Il y a quelques semaines, lors de l'audience finale du Tribunal pénal international pour l'ex-Yougoslavie à La Haye, l'ancien commandant croate de Bosnie Slobodan Praljak s'est suicidé en public en avalant le contenu d'une petite fiole contenant du cyanure de potassium. Il s'est effondré peu après.
Des chercheurs sud-coréens ont découvert la même substance toxique – ou du moins son principe actif, le cyanure – dans le mécanisme de défense d'une bactérie commune dans les sols et les eaux douces : Chromobacterium piscinae. Cette bactérie utilise le cyanure pour contrer un de ses prédateurs, Bdellovibrio bacteriovorus HD100, connu pour pénétrer ses victimes et les digérer de l'intérieur. Le cyanure parvient à stopper HD100, mais ne le tue pas complètement.

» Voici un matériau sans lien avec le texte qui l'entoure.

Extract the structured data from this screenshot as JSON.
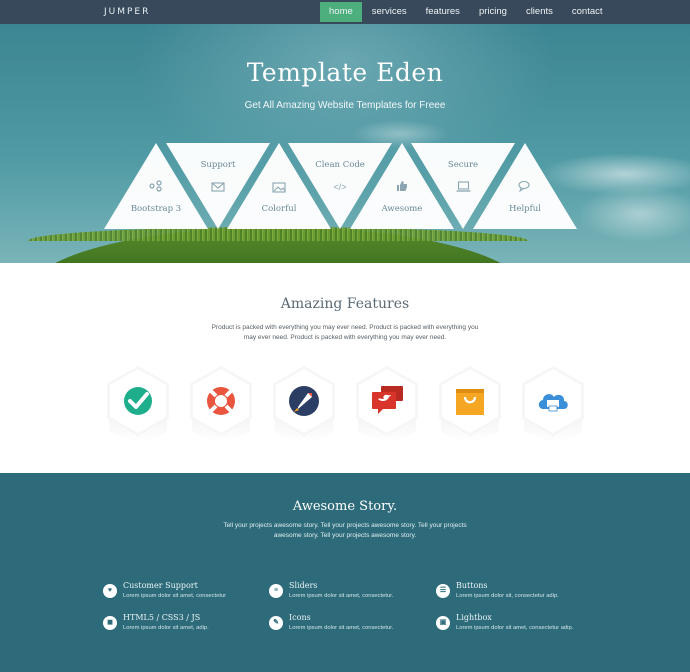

Le mécanisme de défense de C. piscinae est conditionné : le poison n'est produit que dans un environnement riche en nutriments. Les microbiologistes suspectent que la bactérie puise dans ces ressources pour synthétiser le cyanure. Cette découverte pourrait avoir des implications majeures en médecine. Si d'autres bactéries adoptent des stratégies similaires, dépendantes de leur milieu microbien, certaines résistances aux antibiotiques pourraient passer inaperçues, car les chercheurs négligent souvent l'environnement bactérien.